The Metformin in Obese Children and Adolescents trial in the UK randomised 151 obese children or adolescents to metformin or placebo for 6 months [138]. Significant improvements in the metformin group were observed for BMI (the primary endpoint) at 6 months, with a mean change of −0.1 SD (95 % CI −0.18 to −0.02; p = 0.02), and at 3 months for FPG (−0.16 mmol/L; 95 % CI −0.31 to −0.00; p = 0.047); alanine aminotransferase levels (−19 %; 95 % CI −5 to −36 %; p = 0.008) and adiponectin:leptin ratio (32 %; 95 % CI 4–67; p = 0.02).
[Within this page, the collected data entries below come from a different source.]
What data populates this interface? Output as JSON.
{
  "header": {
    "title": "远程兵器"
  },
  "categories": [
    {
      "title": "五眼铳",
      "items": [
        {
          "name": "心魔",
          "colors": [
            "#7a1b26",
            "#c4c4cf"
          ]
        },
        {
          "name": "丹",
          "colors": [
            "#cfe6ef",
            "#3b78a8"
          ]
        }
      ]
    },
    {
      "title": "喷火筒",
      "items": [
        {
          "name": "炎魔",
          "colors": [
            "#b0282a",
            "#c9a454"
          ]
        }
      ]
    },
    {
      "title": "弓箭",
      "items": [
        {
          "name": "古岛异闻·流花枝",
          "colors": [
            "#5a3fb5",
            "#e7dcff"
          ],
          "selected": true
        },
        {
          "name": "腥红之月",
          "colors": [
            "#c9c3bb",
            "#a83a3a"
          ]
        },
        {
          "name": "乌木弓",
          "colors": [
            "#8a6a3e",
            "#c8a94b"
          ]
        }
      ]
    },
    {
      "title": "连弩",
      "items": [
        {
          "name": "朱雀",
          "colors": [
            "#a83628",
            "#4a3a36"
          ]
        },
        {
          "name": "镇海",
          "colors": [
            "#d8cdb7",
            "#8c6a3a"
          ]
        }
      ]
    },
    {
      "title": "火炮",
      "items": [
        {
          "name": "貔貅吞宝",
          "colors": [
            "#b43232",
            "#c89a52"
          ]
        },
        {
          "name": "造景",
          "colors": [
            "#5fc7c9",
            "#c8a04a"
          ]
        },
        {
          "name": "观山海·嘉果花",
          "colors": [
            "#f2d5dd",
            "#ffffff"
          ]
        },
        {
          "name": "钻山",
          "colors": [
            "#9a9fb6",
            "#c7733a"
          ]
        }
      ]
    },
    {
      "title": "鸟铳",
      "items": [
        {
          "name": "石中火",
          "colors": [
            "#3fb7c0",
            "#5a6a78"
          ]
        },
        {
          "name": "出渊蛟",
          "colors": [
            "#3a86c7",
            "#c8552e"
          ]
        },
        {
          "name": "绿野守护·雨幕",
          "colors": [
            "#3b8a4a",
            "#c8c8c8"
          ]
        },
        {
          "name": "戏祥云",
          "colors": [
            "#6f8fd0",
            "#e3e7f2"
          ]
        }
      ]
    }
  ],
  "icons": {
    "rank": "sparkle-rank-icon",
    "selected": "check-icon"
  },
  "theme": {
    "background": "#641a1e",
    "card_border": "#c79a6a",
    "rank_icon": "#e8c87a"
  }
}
Another randomised, placebo-controlled study in 52 glucose-intolerant paediatric subjects showed that 12 weeks of treatment with metformin 850 mg twice daily significantly reduced levels of resistin (a hormone associated with insulin resistance), HOMA-IR and HbA1c [139]. An uncontrolled, observational study in children in China reported similar results in that the clinical features of the metabolic syndrome, HOMA-IR and adiponectin levels were improved in 20/30 subjects who completed 3 months of treatment with metformin and a lifestyle intervention [140]. Finally, a meta-analysis of four randomised studies of at least 2 months’ duration in children or adolescents showed that treatment with metformin versus placebo decreased fasting insulin (mean change −9.6 µU/mL; 95 % CI 6.3–13.0), HOMA insulin resistance (mean change −2.7; 95 % CI 1.7–3.6) and BMI (mean change −1.7 kg/m²; 95 % CI 1.1–2.3) [141].

Obesity and insulin resistance are recognised side effects of some antipsychotic drugs, and 37 % of a large cohort of 783 adult psychiatric inpatients receiving this treatment were recently found to have prediabetic dysglycaemia [142]. A number of randomised, controlled trials have demonstrated benefits in terms of improved glycaemic regulation and weight loss associated with coadministration of metformin with antipsychotic gents [143‐150]. In one 16-week, double-blind study in 39 children and adolescents who gained at least 10 % of initial body weight within 1 year of starting treatment with an atypical antipsychotic agent, randomisation to metformin was associated with weight stabilisation, while patients receiving placebo continued to gain weight at a rate of 0.31 kg/week [150].

Meta-analyses found a weight benefit for metformin versus placebo of 5 kg [151], 3.2 kg [152] or 4.8 % [153] of initial weight. One meta-analysis found a non-significant reduction in the risk of type 2 diabetes (relative risk 0.30; p = 0.13), although the studies included were not designed as outcomes trials [151]. Three studies showed no benefit for metformin on body weight in this setting [154‐156].